Recommender Systems in Python
Posted 10 months 1 day ago by National Tsing Hua University (NTHU)
Build a recommender system with National Tsing Hua University
If you’ve ever watched a recommended film on Netflix or listened to a suggested playlist on Spotify, you have used a recommender system.
On this six-week course from National Tsing Hua University, you’ll learn why so many platforms incorporate recommender systems, and how you can use Python to build your own.
Learn what recommender systems are and why so many platforms are using them
Recommender systems use complex data sets and machine learning to bring you tailored recommendations for your consumption.
The course will start with an introduction to the concept and influence of recommender systems, reviewing some of the most popular models and explaining why they have become so popular among big tech platforms.
Explore different approaches to building a recommender system
Once you’ve understood the concept and influence of recommender systems, you’ll get stuck in analysing different approaches to building them.
In Weeks 2, 3, and 4 of the course, you’ll learn how to build a recommender system in Python, using each of a variety of different approaches.
Discover the role of AI in developing recommender systems
The last three weeks of the course will explore the role AI and machine learning play in developing and enhancing recommender systems.
You’ll learn how algorithmic data can be used to make more sophisticated recommendations.
By the end of the course, you’ll have the expertise and programming skills you need to start building your first recommender system.
This course is designed for computer programmers interested in learning more about recommender systems and how to build them in Python.
Learners will need a basic understanding of computer programming to get the most out of this course.

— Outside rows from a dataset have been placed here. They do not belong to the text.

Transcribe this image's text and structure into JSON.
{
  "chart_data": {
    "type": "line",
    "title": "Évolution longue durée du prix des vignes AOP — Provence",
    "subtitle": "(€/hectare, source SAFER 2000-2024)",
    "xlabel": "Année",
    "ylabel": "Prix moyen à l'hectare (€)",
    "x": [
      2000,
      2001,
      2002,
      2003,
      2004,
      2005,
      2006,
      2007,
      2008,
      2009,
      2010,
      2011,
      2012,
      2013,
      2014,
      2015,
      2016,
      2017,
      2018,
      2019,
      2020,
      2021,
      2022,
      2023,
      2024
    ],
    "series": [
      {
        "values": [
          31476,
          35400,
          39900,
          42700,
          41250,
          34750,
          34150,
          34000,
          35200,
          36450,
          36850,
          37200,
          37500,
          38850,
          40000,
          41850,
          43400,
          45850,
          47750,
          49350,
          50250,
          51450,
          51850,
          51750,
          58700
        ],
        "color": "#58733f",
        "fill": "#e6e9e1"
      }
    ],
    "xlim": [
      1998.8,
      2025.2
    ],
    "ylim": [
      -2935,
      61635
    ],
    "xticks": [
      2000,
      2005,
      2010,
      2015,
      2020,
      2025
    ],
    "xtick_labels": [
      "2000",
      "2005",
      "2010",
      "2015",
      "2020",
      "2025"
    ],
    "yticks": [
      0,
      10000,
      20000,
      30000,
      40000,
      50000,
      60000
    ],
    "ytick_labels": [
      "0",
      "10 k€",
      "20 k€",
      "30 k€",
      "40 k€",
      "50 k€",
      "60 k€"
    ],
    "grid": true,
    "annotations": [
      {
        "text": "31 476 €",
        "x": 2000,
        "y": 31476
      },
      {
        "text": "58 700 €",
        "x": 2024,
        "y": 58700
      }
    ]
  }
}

This course is designed for computer programmers interested in learning more about recommender systems and how to build them in Python.
Learners will need a basic understanding of computer programming to get the most out of this course.

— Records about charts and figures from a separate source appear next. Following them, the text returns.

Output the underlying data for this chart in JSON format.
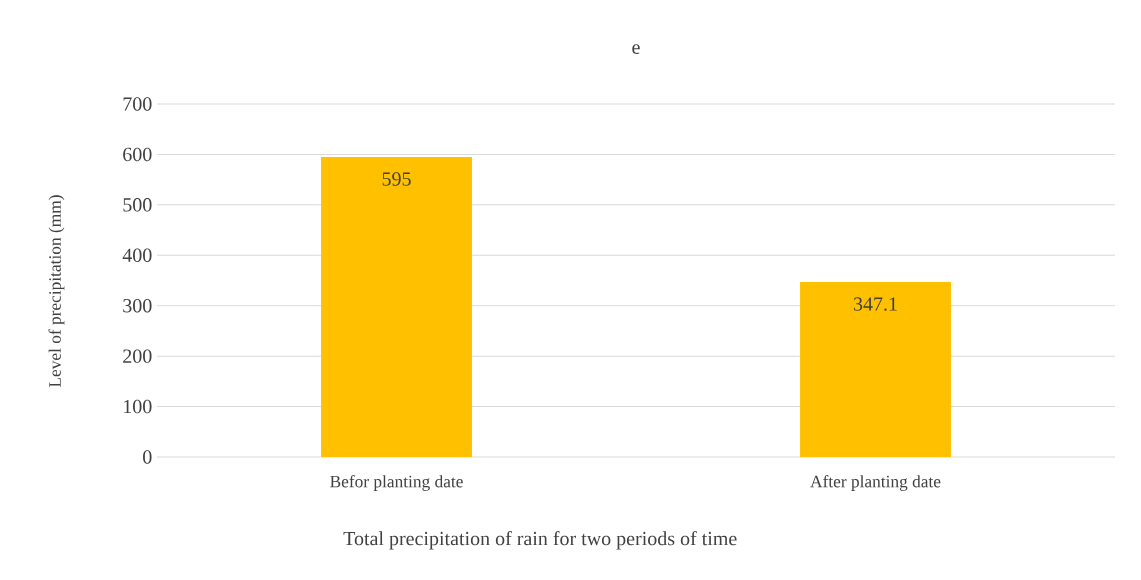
{
  "chart_data": {
    "type": "bar",
    "title": "e",
    "xlabel": "Total precipitation of rain for two periods of time",
    "ylabel": "Level of precipitation  (mm)",
    "categories": [
      "Befor planting date",
      "After planting date"
    ],
    "values": [
      595,
      347.1
    ],
    "color": "#ffc000",
    "ylim": [
      0,
      700
    ],
    "yticks": [
      0,
      100,
      200,
      300,
      400,
      500,
      600,
      700
    ],
    "grid": "y",
    "data_labels": true
  }
}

- Enhanced learning, personalized recommendations, improved engagement, adaptive skills development, and a competitive edge in articulating achievements to potential employers.
- Comprehensive user data, refined recommendations, improved personalization, enhanced user experience, and a competitive advantage in offering tailored content, fostering engagement, and articulating individual achievements effectively.

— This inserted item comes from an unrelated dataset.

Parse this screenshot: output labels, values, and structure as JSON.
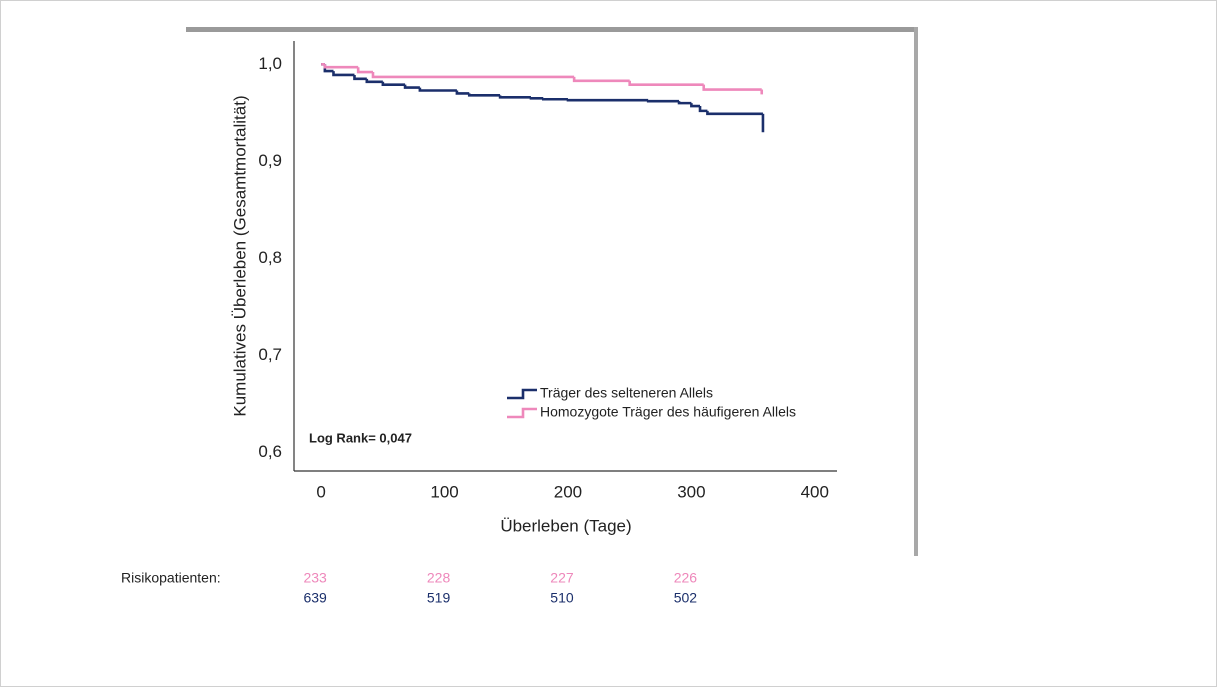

- Efficient algorithms, accurate predictions, enhanced user experience, improved engagement, and personalized learning journeys, leading to adaptive skill development and a competitive advantage in articulating achievements.
- Informed decision-making, refined suggestions, improved personalization, enhanced user experience, and a competitive advantage in offering tailored content, fostering engagement, and articulating individual achievements effectively.
- Precision in recommendations, optimized user experience, increased engagement, and a personalized learning journey, resulting in adaptive skill development and a competitive edge in articulating achievements.